Tot deze soort vrouwen - want ik wed dat het een vrouw is - behoort de
auteur die onder de schuilnaam Tore Hav de roman ‘De boom des levens’ heeft
geschreven. Een professorsweduwe, nog betrekkelijk jong, krijgt het dagboek in
handen van haar dochters vriendin. Het meisje heeft twee ongelukkige amours
gehad en heeft uit angst voor zekere gevolgen, zelfmoord gepleegd, is althans
aan de gevolgen dier gevolgen bezweken. Moet ik meer zeggen, lezer? Ik geef
toe, dat het boek, dat man en paard noemt, nog duidelijker is. De weduwe, zeer
begrijpelijk, ondergaat het als een hevige schok, dat vlak in haar nabijheid
zich zulk een tragedie heeft afgespeeld.
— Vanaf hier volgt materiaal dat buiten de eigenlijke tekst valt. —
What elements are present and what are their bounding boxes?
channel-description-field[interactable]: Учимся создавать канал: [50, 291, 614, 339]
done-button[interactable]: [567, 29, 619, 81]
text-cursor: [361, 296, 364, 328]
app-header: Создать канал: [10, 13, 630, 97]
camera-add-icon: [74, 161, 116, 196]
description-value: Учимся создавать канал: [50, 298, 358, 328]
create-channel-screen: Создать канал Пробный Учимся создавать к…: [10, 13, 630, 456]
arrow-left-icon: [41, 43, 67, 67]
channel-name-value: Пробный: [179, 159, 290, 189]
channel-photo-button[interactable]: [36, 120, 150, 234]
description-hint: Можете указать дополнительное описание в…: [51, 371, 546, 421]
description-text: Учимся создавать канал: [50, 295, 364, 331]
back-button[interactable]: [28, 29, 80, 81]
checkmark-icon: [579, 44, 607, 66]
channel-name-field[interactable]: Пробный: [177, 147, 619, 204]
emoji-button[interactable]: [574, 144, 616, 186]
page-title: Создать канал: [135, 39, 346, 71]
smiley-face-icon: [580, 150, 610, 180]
Zij zoekt kalmte tot meditatie in een
huisje in de bergen. Maar het is of het leven, nu het zich eenmaal geopenbaard
heeft, met openbaringen haar blijft achtervolgen. Op de boerderij, in de
omgeving der woning, waar zij haar intrek heeft genomen, ziet zij, nu zij ogen
heeft om te zien, in het verborgene de verschrikkelijkste dingen. Er is een
dochter van wier gedragingen haar ouders niets weten, een zoon die betrekkingen
aanknoopt met een oudere vrouw. Maar zij ziet tevens dat het hart der mensen
goed is, hoe smartelijk ‘de boom des levens’ het met zijn groei ook
uiteenscheurt. Zij ziet dat smart voortkomt uit misverstand, uit wederzijds
wantrouwen tussen ouders en kinderen, uit de leugenachtigheid der samenleving.
Er wordt heftig gepleit voor sexuele voorlichting op de scholen, voor
openhartigheid onderling tussen geliefden en huisgenoten, voor
alles-ronduit-zeggen. Wie zou hier in principe niet mee akkoord gaan?